The right-wing options have in an otherwise always expensive election marketing campaign the predominant way to win an election. This is because the whole state apparatus (repressive and ideological) works for their benefit. But the left, even if it is reformist, is obliged to find, in the organized strength of the people, the main source of its strategy, its tactics and its tools of triumph.
Moreover, even if the left obtained an electoral victory as a result of a high level of rejection by the population of the parties of the right, due to an unprecedented generalized crisis (ideological crisis of the classes and fractions of the block in power), its degree of stability and the possibilities of deepening its governmental measures will be very limited to face the medium and long-term challenges if it does not count on the organized people as a social force.
Does that mean that the left should abandon the use of modern techniques, such as social networks, to face an electoral competition? No, it doesn’t mean that. The progressive and leftist forces should use it to the fullest, but they should be convinced and not call themselves “self-deception” that their hypothetical victory was due to other, larger causes.
Only the naive or those who are unfamiliar with the laws of political operations are prone to be deceived by certain technical or tawdry electoral advisors who claim victory for a leftist candidate. In fact, a measurement of the level of impact of the battle on social networks will show that right-wing alternatives are the biggest beneficiaries.
The territorial work, the grassroots work, to organize the people and prepare them for a victorious battle that will translate into a vote will never be replaced by the forms of political incidence “from above”. These techniques complement, yes, but do not replace the consciousness and organization made into a material force.

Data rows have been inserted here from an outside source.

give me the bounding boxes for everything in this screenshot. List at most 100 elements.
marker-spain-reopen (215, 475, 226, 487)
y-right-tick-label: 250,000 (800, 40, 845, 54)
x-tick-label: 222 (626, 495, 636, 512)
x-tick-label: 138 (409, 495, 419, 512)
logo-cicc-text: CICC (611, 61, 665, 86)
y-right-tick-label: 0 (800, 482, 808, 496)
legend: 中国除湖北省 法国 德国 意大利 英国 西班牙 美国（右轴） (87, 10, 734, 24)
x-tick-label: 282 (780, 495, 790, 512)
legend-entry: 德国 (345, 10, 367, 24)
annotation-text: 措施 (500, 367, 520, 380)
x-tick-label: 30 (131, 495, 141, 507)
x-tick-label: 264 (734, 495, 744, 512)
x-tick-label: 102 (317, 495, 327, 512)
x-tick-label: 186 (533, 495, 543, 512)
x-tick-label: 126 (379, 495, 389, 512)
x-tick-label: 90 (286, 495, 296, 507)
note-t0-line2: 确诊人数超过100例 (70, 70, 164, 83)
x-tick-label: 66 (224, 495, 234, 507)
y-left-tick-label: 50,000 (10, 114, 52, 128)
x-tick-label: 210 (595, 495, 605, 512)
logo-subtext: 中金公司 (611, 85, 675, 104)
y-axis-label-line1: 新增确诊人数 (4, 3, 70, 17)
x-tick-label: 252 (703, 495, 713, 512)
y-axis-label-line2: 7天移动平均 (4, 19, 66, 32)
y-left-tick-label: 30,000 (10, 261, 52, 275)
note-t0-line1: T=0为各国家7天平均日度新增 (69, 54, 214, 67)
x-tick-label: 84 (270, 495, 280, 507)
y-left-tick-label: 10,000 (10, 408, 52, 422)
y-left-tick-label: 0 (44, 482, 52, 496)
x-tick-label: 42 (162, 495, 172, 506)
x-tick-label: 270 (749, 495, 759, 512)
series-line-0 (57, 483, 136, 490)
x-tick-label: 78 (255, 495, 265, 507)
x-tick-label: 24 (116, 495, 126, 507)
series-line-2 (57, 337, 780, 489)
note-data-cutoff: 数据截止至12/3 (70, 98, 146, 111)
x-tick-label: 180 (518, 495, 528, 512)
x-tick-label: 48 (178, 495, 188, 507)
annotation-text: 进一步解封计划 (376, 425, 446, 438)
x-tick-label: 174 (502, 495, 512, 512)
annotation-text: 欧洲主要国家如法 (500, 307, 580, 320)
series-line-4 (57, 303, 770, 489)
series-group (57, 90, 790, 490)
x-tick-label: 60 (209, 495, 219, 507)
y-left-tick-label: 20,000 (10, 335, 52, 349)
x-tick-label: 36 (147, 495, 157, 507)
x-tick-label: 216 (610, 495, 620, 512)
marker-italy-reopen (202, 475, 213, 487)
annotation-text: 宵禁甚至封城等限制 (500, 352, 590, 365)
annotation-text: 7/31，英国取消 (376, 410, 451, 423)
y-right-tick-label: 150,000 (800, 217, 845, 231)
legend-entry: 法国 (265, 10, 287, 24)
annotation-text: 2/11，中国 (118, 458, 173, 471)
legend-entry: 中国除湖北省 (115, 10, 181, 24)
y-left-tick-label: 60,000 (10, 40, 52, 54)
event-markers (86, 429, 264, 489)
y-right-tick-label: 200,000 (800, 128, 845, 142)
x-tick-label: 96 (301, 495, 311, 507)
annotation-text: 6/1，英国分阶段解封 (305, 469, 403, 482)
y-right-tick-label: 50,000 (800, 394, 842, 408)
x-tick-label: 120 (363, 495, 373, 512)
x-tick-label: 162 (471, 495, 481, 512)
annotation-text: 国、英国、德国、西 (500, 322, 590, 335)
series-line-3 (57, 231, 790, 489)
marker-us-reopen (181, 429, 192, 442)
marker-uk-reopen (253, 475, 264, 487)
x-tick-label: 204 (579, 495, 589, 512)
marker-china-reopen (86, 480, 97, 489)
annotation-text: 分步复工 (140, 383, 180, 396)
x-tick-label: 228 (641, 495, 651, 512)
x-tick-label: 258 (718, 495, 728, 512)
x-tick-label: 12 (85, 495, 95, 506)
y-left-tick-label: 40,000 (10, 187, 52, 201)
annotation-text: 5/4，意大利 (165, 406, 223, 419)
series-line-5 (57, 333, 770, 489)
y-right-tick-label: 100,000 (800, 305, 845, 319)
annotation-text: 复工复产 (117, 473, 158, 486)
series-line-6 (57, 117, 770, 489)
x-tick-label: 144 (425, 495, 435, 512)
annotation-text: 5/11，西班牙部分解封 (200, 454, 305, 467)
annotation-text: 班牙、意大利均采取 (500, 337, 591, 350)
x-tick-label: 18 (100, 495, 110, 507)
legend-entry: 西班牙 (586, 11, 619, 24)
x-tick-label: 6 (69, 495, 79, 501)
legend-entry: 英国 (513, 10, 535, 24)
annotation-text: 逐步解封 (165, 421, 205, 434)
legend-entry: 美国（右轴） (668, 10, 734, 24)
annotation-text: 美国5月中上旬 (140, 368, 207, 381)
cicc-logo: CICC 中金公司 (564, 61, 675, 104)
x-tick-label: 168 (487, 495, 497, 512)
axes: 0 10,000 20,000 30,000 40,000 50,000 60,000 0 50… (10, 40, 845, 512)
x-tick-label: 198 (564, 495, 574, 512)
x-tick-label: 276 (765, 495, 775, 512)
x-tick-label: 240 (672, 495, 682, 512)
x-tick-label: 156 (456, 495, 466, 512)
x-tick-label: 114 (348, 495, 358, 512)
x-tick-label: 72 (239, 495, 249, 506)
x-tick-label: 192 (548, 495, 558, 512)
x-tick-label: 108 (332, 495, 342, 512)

For that, perhaps it is good to differentiate, as René Zavaleta did, between democracy as a mere aggregation of votes and democracy as self-determination. The sum of votes in a representative democracy can give the government, but not lay the foundations for the construction of a power different from the existing one.
This implies that a triumph within representative democracy for the right is in its condition of possibility. This is because it does not alter in any way the existing power relations. But for the left, it is insufficient since it is supposed to want the construction of power different from the capitalist one.
For the left to triumph in elections of representative democracy, it must first constitute itself as the leader of society, and this is only possible when the people become historical subjects who install their “common sense” as predominant over others.
In synthesis, it is not “from above” that the left wins the elections with the sole use of modern techniques of political incidence, but, above all, with the capacity to constitute itself “from below” as a political reference and as a part of the historical subject.
The left wins elections not only because of the charisma of a candidate, which is important but insufficient but also because of the benefit it derives from that space of representative democracy, which is not its own, to build itself as a power (hegemony translated into political practice) before becoming a government. Those are the lessons of history and that is the challenge of the present hour.